Unless you’re a Wachovia shareholder, you had a happy Friday. Sellers didn’t stampede and buyers didn’t hide. (JPM shareholders even saw their holdings rise 10%.)

There are a few ways of reading this. One is that all is well, the storm has passed.

Another is that sellers, unable to contemplate the horror of no Congressional approval of the $700 billion bailout package clung, simply shut their eyes and hoped for the best. With eyes squeezed shut, shareholders ignored the Chinese banker’s embargo on trading with Western banks, the new high in initial unemployment claims, the frozen money markets.

I’m think it wasn’t good will the kept sent the market sideways Friday, but paralysis. The gravity of our situation is hard to comprehend, much less stratetize for. What do you sell? Where do you move your money? The average American, even the average American fund manager, doesn’t have goggles big enough to imagine what a post-credit world might look like.

It’s interesting to know that even as Wall Street traded sideways, Treasury officials were secretly warning Congress of a 3000 point Dow meltdown.

One Republican said that the message from government officials is that “the economy is dropping into the john.” He added: “We could see falls of 3,000 or 4,000 points on the Dow [the New York market that currently trades at around 11,000]. That could happen in just a couple of days. What’s being put around behind the scenes is that we’re looking at 1930s stuff. We’re looking at catastrophe, huge, amazing catastrophe. Everybody is extraordinarily scared. It’s going to be really, really nasty.”

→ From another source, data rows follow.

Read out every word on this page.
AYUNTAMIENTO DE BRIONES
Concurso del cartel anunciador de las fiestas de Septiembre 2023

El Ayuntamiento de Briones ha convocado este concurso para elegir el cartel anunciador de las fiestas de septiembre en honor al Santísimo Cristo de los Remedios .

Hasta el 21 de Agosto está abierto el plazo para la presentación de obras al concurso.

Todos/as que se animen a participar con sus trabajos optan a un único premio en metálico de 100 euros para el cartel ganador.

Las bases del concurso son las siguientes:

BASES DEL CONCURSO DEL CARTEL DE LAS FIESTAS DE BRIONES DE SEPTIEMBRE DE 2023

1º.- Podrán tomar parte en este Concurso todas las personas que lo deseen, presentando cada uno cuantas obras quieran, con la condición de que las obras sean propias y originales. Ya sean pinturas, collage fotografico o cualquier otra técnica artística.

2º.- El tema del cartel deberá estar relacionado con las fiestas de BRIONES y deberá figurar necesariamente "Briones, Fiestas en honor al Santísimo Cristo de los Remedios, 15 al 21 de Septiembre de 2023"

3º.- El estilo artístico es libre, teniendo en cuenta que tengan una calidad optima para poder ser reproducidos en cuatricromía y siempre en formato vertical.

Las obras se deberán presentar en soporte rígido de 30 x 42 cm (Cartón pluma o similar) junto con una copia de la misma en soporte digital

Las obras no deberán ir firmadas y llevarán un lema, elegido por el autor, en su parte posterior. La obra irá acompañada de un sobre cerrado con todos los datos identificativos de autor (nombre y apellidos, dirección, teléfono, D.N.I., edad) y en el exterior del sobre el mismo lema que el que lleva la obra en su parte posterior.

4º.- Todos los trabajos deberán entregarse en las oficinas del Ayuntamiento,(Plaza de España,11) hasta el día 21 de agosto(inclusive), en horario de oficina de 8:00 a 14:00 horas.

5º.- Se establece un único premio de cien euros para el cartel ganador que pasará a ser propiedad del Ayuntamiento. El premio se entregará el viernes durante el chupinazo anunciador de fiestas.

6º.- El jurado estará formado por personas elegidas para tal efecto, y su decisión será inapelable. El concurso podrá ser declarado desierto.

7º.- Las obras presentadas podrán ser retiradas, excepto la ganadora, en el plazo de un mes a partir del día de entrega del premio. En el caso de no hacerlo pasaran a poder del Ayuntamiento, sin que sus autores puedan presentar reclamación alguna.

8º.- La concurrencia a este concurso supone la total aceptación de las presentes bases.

Back to Wachovia. Citigroup, Wells Fargo and Spain’s Banco Santander have apparently been approached by Wachovia management after its shared traded as low as $8, down from $14, on huge volume Friday. But, as one article (can’t find it now) noted today, potential buyers are incentivized to let Wachovia wash out, like WaMu, and then, like JPM, buy the quality assets post failure. After years of chasing assets higher, buyers are learning that, once again, cash is king and time is always on the buyer’s side.